Literary reviews by Tim Love.
Warning: Rather than reviews, these are often notes in preparation for reviews that were never finished, or pleas for help with understanding pieces. See Litref Reviews - a rationale for details.

Monday 17 February 2003

"Destructive Poetics" by P.A. Bove

Much of this was beyond me. I've always had trouble understanding Heidegger (who often appears in this book) and I can't get very excited anymore about destablizing the notion of self or language (it's a rather old book I suppose). I found it useful to see how New Criticism links in with other schools of theory.

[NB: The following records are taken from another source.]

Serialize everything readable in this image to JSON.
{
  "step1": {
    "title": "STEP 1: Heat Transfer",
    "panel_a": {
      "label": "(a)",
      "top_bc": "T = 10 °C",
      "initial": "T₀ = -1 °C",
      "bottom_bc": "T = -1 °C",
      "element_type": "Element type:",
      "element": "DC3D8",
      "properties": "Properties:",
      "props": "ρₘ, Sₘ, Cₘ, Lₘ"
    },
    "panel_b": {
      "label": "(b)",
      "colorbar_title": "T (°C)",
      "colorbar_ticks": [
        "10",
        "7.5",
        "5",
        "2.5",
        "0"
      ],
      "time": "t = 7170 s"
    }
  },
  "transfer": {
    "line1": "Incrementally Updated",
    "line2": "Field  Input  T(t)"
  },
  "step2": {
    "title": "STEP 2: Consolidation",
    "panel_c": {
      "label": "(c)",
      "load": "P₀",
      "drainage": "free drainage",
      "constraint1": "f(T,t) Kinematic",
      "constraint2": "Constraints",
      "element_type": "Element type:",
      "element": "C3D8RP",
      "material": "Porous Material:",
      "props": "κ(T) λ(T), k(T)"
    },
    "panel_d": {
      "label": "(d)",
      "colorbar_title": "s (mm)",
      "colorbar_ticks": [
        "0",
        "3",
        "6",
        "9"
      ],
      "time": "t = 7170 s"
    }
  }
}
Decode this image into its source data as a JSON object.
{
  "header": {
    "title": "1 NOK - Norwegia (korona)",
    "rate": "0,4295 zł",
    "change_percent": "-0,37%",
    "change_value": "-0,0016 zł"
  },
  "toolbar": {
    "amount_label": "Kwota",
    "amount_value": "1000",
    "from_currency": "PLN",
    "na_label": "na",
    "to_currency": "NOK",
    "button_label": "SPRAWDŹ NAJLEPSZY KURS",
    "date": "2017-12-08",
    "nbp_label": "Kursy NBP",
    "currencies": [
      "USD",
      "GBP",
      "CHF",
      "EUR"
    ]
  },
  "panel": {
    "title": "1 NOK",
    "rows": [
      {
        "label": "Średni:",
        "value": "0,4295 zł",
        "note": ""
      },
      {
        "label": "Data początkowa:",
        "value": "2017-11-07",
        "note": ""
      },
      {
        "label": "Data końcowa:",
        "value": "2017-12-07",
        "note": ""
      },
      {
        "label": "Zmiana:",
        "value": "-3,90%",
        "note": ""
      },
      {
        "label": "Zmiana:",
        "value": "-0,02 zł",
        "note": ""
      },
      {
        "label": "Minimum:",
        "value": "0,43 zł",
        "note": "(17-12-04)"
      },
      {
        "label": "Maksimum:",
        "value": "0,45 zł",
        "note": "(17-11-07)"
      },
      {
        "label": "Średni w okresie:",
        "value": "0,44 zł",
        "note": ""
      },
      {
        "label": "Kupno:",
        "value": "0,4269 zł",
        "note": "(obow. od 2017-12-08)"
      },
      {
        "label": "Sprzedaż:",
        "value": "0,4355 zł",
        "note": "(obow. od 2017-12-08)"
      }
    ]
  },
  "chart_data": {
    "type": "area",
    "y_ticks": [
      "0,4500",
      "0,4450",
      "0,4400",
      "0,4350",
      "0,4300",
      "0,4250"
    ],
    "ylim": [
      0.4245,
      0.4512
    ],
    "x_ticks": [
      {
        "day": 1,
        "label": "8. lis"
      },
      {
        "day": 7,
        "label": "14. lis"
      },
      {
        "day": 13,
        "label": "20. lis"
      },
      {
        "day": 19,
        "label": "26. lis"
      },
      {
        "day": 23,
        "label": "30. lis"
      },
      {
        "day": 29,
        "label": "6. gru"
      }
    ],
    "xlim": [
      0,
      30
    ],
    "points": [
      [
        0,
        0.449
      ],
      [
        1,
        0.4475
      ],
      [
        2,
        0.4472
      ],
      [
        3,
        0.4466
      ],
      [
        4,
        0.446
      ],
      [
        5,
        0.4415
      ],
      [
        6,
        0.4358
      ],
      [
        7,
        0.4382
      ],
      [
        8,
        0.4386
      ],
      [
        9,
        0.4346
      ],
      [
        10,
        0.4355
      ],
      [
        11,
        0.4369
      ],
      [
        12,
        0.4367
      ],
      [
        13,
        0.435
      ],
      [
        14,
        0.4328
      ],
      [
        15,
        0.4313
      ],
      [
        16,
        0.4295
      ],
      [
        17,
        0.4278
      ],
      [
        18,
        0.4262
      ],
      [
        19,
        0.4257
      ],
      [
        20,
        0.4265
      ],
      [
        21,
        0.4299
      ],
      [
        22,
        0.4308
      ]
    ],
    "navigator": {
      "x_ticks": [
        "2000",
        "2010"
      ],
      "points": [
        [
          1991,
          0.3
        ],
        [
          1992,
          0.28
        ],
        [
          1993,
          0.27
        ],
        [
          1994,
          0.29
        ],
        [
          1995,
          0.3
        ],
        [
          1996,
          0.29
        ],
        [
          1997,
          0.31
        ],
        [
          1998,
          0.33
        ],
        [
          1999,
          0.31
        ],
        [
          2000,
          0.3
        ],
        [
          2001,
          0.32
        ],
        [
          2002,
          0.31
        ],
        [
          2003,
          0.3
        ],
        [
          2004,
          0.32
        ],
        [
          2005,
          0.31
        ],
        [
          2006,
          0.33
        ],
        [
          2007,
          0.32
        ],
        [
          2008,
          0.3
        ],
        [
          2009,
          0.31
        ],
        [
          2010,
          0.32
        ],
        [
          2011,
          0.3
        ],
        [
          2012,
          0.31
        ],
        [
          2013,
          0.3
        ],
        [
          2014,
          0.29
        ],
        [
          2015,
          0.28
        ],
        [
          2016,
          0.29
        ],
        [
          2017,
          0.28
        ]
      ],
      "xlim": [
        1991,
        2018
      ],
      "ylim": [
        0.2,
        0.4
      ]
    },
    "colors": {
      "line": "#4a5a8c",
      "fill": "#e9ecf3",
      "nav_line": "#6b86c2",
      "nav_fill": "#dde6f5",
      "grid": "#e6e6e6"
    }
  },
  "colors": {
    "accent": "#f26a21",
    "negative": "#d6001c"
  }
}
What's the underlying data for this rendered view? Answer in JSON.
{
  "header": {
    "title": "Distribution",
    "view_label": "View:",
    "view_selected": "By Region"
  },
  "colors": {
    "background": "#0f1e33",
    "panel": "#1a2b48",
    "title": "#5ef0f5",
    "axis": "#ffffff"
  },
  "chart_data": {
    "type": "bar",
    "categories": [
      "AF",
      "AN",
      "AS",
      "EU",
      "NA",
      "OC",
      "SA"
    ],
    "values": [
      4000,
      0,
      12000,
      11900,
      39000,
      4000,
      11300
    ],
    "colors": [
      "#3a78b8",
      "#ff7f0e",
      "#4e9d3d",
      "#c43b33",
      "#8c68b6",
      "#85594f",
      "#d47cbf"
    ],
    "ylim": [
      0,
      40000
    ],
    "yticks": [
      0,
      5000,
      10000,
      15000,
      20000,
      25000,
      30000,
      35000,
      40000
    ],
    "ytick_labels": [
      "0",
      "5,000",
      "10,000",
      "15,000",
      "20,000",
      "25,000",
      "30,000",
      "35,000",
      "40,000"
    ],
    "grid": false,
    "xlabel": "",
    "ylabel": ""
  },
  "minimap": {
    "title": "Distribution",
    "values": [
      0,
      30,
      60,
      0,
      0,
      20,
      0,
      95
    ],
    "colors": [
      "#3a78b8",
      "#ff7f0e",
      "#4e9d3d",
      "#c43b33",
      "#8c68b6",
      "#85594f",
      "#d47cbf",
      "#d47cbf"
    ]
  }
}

Here are some quotes about 'centers' to give you a flavour of the book

  • p.94 - "De man is aware of the refusal of Modern criticism to recognise the essential nothingness at the 'center' of all literature and he certainly reveals the weakness of any criticism which does not attempt to take the basic 'fact' of nothingness into account"
  • p.130 - "The concepts of beginning and end function, as Derrida argues, as 'centers' which are variations of the myth of presence" ... "By orienting and organizing the coherence of the system, the center of the structure permits the play of its elements inside the total form. ... the center also closes off the play which it opens up and makes possible", (from 'Writing and Difference', Derrida, p.278)
  • p.192 - "'The Snow Man' shows that all poems have nothingness at their center and that other poems and poets, unconscious of this, while delusively trying to name the center and thus to obscure the nothing of what is, always disclose the omnipresence of mere metaphor in poetry"
  • p.193 - "Stevens is willing to decenter even the most assuring myths of self, of the ability of poetry to reach some final position which will give it a unique value ... his poems engage the traditional metaphysical language of the dualistic imagination-reality conflict to destroy it ... to regain whatever is positive within the tradition."
  • p.212 - "critics who are disturbed by his seemingly contradictory ideas fail to see that they are victims of their own blindness, which makes non-contradiction and achieved harmonies privileged, centered positions based on what they think is 'presence'"

We're all going to die, but if our writing omits this fact it's not blindness. Similarly, though we know how unreliable language is, poets needn't write endlessly about the theme. We play tennis though we know that winning doesn't really matter because we're all going to die anyway, and besides the ball is "really" just a cluster of atoms (if that), and so are we.